Fort Pleasants was a large Confederate fortification erected on Day’s Bluff near Pine Bluff (Jefferson County) on the Arkansas River in order to impede any attempts by Union forces to advance on Little Rock (Pulaski County) using the river in 1863.

Following the Union destruction of Fort Hindman during the Battle of Arkansas Post in January 1863, Confederate leaders rushed to fortify high ground upriver from the post to defend the approaches to Little Rock.

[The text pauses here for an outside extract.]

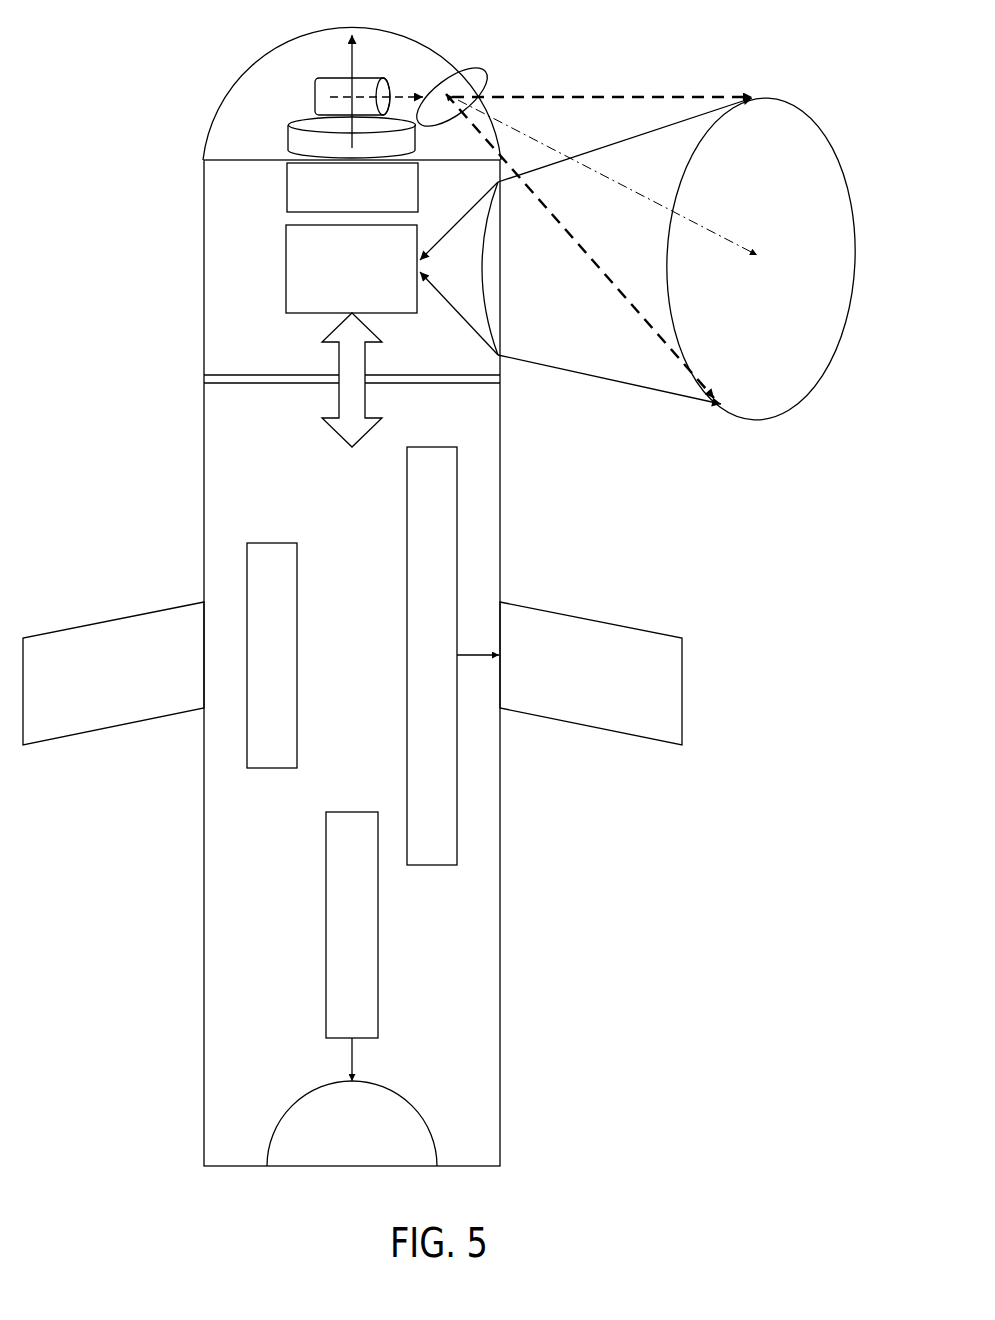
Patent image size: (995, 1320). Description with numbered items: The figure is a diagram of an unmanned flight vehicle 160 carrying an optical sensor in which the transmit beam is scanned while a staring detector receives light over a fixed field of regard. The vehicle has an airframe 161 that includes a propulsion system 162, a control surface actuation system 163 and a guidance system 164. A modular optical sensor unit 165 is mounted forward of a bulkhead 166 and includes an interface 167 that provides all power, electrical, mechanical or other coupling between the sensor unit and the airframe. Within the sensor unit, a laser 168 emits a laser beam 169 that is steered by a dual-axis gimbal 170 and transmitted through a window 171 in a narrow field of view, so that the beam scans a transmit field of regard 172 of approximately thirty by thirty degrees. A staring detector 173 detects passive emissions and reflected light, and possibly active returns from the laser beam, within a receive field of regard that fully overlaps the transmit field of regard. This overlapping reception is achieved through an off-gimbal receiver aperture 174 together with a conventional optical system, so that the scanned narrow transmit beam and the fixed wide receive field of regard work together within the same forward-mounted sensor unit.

Missouri troops under Brigadier General Daniel M. Frost were dispatched to White Bluff, located about sixty-five miles below the capital, in early February to begin fortifying there, but on February 18, Frost recommended building an earthwork at Day’s Bluff, fifteen miles farther downstream, writing that with heavy guns “a force of 10,000 ought to stop 30,000 at that point.”

The Confederates impressed 150 enslaved people from surrounding plantations to construct the bastion, which was named Fort Weightman in honor of Colonel Richard H. Weightman of the Missouri State Guard, who was mortally wounded at the Battle of Wilson’s Creek, Missouri, in 1861. Lieutenant General Theophilus Holmes ordered the name changed to Fort Pleasants in March 1863, recognizing Colonel J. C. Pleasants of the Twenty-Ninth Arkansas Infantry Regiment, who was killed in the Battle of Prairie Grove.

While the landward side of Fort Pleasants was earthen, it was reported that the areas most likely to face Federal fire had “heavy earthworks palisades with cypress timbers, calculated to resist heavy artillery. In the north west [sic] corner of the fort, there is being thrown up heavy embankments for siege artillery on the most commanding ground from which position heavy artillery can command the river for one thousand yards.” Confederate engineer Henry Merrell, however, contended that Fort Pleasants was built “at a place so much out of the way as to suggest the inference that it may have been built more to interest the men & keep them employed than for any use against the enemy.”

Confederate troops continued to man Fort Pleasants through the summer of 1863 until the advance of Union cavalry from southeastern Missouri via Crowley’s Ridge and infantry from Helena (Phillips County) revealed that the campaign to capture Little Rock would come from eastern Arkansas rather than the Arkansas River, and the fort was abandoned.

Some of the earthworks from Fort Pleasants still survive in an extremely deteriorated condition, but much of the formerly formidable fortification was destroyed during construction of the Pine Bluff Arsenal.

For additional information:
Banasik, Michael E., ed. Serving with Honor: The Diary of Ethan Allen Pinnell of the Eighth Missouri Infantry (Confederate). Iowa City, IA: Press of the Camp Pope Bookshop, 1999.

Christ, Mark K. Civil War Arkansas, 1863: The Battle for a State. Norman: University of Oklahoma Press, 2010.

Powell, Richard Stephen. “Fort Pleasants, Arkansas, CSA February 20–July 27, 1863.” Jefferson County Historical Quarterly 49 (Summer 2021): 18–22.

———. “Searching for Fort Pleasants.” Jefferson County Historical Quarterly 49 (Summer 2021): 24–27.

Skinner, James L., III, ed. The Autobiography of Henry Merrell, Industrial Missionary to the South. Athens: University of Georgia Press, 1991.